Alla richiesta di chiarimenti sui ritardi relativi ai rinnovi le Questure rispondono che la causa è da imputarsi ai forti ritardi con cui questi vengono “validati”, in tantissimi casi a permesso scaduto, costringendo il Poligrafico dello Stato a non stamparli, in quanto documenti scaduti.
E’ inaccettabile che cittadine e cittadini rimangano per oltre 20 mesi, come ora succede, in una condizione di sospensione dei diritti di cui sono titolari”, denuncia dal Meeting di Cecina, Filippo Miraglia, responsabile immigrazione dell’Arci. “Si tratta di un illecito da parte della Pubblica Amministrazione, che per legge è tenuta a rispondere alle domande di permesso che gli vengono inoltrate entro i tempi”.

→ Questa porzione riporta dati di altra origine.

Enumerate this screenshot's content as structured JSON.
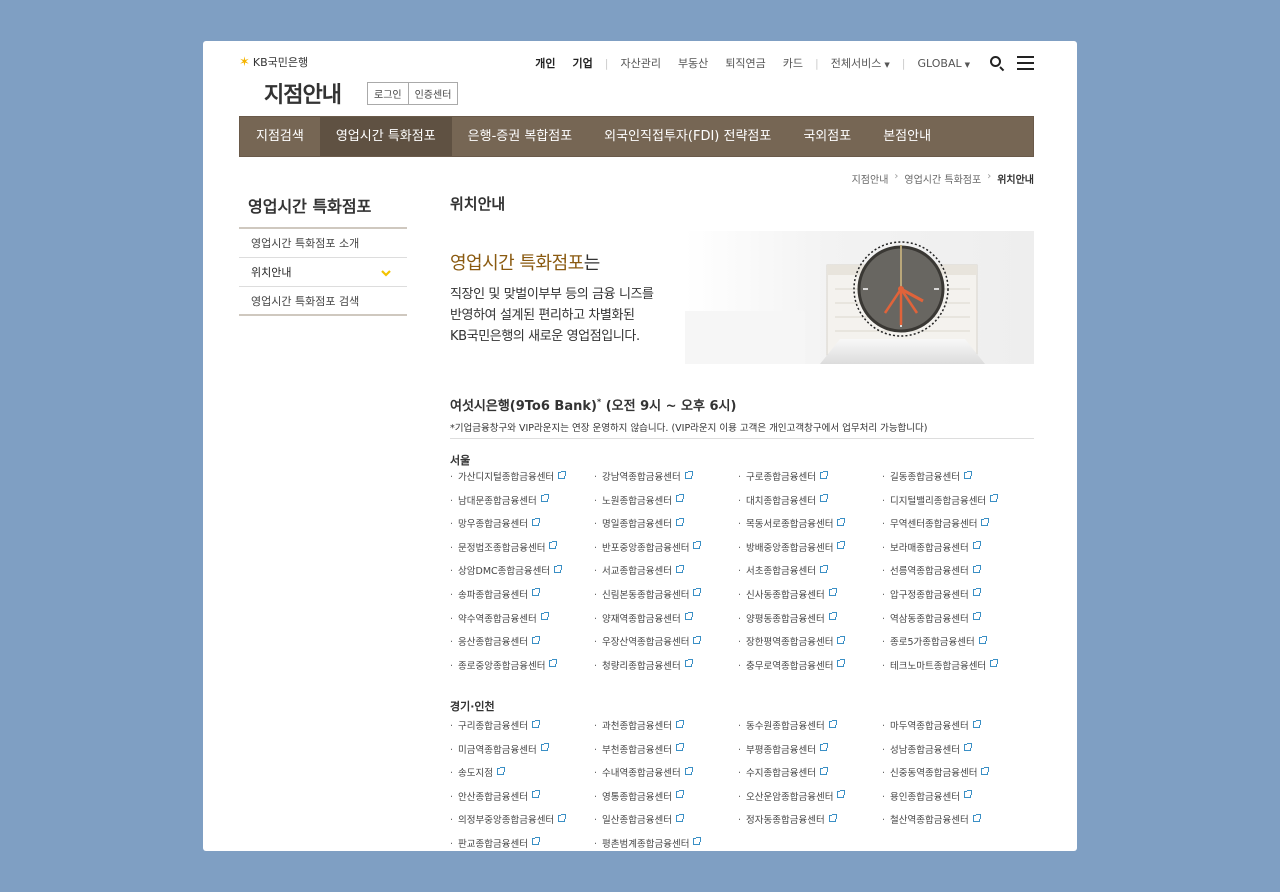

L’Arci annuncia ricorsi legali e si farà promotrice di una grande mobilitazione sui diritti di lavoratori e lavoratrici migranti.
“Chiediamo che il Governo si faccia carico di questa problematica – ha concluso Miraglia dai tendoni del Meeting di Cecina - garantendo che i rinnovi dei permessi di soggiorno vengano effettuati nei tempi previsti dalla legge e che i cittadini e le cittadine stranieri possano esercitare tutti i diritti di cui sono titolari in qualsiasi momento, senza pagare per colpe della macchina dello Stato”.